The journey toward the development of PRISM began over six years ago, fueled by firsthand experiences with the limitations of current diagnostic practices. “Approximately 80-85 percent of pancreatic cancer patients are diagnosed at advanced stages, where cure is no longer an option,” says senior author Appelbaum, who is also a Harvard Medical School instructor as well as radiation oncologist. “This clinical frustration sparked the idea to delve into the wealth of data available in electronic health records (EHRs).”
The CSAIL group’s close collaboration with Appelbaum made it possible to understand the combined medical and machine learning aspects of the problem better, eventually leading to a much more accurate and transparent model. “The hypothesis was that these records contained hidden clues — subtle signs and symptoms that could act as early warning signals of pancreatic cancer,” she adds. “This guided our use of federated EHR networks in developing these models, for a scalable approach for deploying risk prediction tools in health care.”
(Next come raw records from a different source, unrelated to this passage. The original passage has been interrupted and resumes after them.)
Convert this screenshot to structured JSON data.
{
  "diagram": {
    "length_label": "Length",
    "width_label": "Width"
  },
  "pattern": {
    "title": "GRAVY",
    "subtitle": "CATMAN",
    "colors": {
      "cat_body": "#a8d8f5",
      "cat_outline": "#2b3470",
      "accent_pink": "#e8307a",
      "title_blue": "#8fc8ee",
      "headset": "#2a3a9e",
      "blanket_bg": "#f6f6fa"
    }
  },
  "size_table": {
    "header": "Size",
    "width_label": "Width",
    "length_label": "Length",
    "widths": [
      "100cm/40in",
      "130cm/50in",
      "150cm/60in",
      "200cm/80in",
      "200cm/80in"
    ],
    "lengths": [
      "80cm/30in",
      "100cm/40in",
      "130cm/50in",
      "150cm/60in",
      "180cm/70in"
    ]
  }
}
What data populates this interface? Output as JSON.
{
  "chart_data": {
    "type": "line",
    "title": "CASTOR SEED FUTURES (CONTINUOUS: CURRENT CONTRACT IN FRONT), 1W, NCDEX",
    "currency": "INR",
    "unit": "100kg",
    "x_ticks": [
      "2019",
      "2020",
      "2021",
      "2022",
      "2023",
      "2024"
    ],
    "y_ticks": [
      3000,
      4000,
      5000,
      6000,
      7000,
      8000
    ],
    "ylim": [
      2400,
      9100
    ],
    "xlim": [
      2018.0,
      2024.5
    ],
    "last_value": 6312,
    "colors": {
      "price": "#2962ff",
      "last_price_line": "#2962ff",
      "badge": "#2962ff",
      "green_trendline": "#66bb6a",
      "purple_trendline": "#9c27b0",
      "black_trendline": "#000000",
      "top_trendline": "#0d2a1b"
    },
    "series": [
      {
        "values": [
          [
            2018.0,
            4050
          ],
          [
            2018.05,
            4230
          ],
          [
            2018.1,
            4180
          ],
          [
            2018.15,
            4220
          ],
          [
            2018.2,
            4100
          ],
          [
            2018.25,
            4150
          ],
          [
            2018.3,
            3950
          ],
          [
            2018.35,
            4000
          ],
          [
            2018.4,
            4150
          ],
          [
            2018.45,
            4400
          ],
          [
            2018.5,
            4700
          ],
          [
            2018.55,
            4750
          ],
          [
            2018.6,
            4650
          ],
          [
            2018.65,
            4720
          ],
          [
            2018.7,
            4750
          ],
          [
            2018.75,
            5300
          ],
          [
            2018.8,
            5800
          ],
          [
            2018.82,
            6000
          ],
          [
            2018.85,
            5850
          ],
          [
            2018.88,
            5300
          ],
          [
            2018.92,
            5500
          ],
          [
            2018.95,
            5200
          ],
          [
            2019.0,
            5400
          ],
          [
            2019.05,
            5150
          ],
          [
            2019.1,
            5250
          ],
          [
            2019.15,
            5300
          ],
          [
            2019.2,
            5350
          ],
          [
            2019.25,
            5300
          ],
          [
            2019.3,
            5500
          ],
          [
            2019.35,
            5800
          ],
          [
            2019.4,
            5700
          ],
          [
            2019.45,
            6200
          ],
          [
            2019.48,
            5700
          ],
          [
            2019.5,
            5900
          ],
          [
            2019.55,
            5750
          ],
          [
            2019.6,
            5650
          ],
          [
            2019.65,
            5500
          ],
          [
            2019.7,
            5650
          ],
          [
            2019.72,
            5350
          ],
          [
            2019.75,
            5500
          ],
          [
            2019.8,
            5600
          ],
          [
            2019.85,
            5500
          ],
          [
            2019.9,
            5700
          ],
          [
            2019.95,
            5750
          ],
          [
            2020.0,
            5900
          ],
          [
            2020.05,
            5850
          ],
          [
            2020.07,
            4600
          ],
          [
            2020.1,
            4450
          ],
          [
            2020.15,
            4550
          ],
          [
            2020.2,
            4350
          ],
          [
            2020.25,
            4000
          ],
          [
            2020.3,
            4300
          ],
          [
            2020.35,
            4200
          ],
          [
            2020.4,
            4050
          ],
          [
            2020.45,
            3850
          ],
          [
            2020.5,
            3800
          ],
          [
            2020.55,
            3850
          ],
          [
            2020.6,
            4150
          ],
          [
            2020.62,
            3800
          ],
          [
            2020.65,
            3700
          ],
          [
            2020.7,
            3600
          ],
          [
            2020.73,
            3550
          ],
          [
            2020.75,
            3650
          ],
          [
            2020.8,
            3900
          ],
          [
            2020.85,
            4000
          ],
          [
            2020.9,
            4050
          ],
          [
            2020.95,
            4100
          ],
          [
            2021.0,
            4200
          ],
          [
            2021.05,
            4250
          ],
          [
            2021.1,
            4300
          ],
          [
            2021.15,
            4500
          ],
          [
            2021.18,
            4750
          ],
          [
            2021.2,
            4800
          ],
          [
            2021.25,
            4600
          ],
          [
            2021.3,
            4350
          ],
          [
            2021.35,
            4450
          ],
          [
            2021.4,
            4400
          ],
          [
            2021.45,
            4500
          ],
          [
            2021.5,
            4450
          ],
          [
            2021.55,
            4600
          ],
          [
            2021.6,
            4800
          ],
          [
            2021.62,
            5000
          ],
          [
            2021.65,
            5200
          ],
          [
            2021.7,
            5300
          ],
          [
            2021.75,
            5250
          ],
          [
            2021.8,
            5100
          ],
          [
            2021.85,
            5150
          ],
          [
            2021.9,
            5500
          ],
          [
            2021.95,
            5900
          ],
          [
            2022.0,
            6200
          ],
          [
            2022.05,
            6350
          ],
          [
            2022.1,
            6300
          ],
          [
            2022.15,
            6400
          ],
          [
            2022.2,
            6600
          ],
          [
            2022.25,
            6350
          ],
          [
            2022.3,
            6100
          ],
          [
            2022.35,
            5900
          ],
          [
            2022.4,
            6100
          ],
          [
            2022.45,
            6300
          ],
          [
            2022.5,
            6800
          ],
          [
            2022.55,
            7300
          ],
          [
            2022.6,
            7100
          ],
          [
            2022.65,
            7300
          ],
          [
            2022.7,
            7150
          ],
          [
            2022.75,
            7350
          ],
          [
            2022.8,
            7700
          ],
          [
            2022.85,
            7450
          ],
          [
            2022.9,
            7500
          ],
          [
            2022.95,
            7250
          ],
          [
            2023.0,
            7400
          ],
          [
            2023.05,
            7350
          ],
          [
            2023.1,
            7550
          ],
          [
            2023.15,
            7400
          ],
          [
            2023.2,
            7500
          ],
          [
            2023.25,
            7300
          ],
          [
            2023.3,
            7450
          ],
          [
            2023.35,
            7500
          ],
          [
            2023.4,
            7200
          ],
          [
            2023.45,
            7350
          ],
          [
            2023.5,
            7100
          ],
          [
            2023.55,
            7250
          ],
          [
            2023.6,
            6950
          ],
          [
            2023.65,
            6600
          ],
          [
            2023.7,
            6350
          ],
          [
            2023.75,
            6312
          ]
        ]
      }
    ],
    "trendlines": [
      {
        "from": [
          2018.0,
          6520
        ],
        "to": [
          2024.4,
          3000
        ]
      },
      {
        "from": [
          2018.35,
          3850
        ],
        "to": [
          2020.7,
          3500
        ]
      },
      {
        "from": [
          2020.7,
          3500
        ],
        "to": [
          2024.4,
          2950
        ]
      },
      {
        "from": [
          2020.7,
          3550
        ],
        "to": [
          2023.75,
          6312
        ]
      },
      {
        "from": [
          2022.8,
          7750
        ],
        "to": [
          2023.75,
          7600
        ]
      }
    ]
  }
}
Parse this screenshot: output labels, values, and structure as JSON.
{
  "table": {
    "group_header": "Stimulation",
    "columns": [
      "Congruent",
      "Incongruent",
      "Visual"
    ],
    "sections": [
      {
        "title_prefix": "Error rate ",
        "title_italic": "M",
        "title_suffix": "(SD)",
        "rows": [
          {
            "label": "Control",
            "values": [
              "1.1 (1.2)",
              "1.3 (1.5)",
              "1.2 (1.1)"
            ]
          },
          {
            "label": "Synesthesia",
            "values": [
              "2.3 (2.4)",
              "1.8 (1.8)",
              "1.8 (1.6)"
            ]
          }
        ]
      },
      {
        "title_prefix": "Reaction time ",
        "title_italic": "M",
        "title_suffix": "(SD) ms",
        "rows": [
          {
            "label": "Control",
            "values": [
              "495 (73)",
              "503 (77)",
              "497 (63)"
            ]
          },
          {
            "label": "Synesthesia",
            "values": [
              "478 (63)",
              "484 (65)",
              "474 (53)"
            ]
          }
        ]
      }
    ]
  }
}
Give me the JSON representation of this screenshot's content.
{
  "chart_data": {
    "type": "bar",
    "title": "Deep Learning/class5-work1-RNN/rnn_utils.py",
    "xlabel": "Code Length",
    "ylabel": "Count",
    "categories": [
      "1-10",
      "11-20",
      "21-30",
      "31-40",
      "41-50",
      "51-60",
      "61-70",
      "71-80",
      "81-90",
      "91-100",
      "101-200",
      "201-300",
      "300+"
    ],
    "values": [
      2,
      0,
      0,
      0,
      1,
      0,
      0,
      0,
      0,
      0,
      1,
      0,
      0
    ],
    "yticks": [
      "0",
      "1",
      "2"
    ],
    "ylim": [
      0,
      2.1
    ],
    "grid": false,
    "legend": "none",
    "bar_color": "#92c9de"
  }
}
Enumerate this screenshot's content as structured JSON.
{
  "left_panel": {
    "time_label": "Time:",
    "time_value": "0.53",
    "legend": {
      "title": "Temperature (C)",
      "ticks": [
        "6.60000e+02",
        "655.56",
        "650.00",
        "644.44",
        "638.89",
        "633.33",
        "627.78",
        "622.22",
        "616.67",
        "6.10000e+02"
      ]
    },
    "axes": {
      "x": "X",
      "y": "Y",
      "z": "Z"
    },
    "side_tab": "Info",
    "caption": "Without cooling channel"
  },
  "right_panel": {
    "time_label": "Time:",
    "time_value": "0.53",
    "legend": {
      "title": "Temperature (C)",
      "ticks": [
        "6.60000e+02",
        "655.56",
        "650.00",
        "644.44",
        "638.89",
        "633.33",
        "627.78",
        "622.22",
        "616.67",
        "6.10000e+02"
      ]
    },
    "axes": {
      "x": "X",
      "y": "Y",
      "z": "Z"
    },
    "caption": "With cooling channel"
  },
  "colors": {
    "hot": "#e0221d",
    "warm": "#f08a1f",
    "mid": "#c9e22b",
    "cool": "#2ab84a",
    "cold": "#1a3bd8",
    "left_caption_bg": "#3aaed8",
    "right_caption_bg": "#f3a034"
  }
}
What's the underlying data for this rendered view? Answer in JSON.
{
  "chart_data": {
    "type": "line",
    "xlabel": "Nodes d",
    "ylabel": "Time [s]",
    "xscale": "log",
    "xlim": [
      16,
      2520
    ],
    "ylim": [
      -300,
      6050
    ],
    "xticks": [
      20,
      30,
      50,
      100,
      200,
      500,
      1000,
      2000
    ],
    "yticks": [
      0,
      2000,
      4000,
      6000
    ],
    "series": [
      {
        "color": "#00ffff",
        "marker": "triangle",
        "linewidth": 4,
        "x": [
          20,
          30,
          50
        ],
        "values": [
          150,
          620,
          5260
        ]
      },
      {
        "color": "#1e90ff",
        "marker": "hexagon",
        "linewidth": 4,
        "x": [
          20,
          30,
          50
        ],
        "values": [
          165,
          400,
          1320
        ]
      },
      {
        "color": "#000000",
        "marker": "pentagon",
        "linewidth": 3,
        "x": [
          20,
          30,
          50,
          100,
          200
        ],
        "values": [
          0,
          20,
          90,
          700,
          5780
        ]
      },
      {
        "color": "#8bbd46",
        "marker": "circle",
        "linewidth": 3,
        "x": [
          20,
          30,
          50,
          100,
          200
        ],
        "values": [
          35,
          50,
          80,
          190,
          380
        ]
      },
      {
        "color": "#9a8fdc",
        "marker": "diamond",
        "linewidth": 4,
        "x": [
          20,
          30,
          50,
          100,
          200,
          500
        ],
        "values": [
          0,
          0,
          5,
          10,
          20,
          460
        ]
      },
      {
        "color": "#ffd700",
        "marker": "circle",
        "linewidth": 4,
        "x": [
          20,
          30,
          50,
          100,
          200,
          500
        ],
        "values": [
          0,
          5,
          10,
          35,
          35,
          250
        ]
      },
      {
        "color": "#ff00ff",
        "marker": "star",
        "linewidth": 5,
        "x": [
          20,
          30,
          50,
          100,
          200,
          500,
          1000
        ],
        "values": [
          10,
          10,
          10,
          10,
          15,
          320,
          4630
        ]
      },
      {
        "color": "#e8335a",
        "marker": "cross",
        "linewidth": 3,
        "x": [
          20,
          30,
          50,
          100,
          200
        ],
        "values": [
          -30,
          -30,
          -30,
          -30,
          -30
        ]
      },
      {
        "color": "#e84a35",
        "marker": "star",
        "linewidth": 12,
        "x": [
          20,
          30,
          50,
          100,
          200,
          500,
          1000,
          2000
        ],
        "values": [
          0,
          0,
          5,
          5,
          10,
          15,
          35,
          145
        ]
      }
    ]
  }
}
Both PrismNN and PrismLR models analyze EHR data, including patient demographics, diagnoses, medications, and lab results, to assess PDAC risk. PrismNN uses artificial neural networks to detect intricate patterns in data features like age, medical history, and lab results, yielding a risk score for PDAC likelihood. PrismLR uses logistic regression for a simpler analysis, generating a probability score of PDAC based on these features. Together, the models offer a thorough evaluation of different approaches in predicting PDAC risk from the same EHR data.
One paramount point for gaining the trust of physicians, the team notes, is better understanding how the models work, known in the field as interpretability. The scientists pointed out that while logistic regression models are inherently easier to interpret, recent advancements have made deep neural networks somewhat more transparent. This helped the team to refine the thousands of potentially predictive features derived from EHR of a single patient to approximately 85 critical indicators. These indicators, which include patient age, diabetes diagnosis, and an increased frequency of visits to physicians, are automatically discovered by the model but match physicians’ understanding of risk factors associated with pancreatic cancer.
The path forward
Despite the promise of the PRISM models, as with all research, some parts are still a work in progress. U.S. data alone are the current diet for the models, necessitating testing and adaptation for global use. The path forward, the team notes, includes expanding the model’s applicability to international datasets and integrating additional biomarkers for more refined risk assessment.
“A subsequent aim for us is to facilitate the models’ implementation in routine health care settings. The vision is to have these models function seamlessly in the background of health care systems, automatically analyzing patient data and alerting physicians to high-risk cases without adding to their workload,” says Jia. “A machine-learning model integrated with the EHR system could empower physicians with early alerts for high-risk patients, potentially enabling interventions well before symptoms manifest. We are eager to deploy our techniques in the real world to help all individuals enjoy longer, healthier lives.”
Jia wrote the paper alongside Applebaum and MIT EECS Professor and CSAIL Principal Investigator Martin Rinard, who are both senior authors of the paper. Researchers on the paper were supported during their time at MIT CSAIL, in part, by the Defense Advanced Research Projects Agency, Boeing, the National Science Foundation, and Aarno Labs. TriNetX provided resources for the project, and the Prevent Cancer Foundation also supported the team.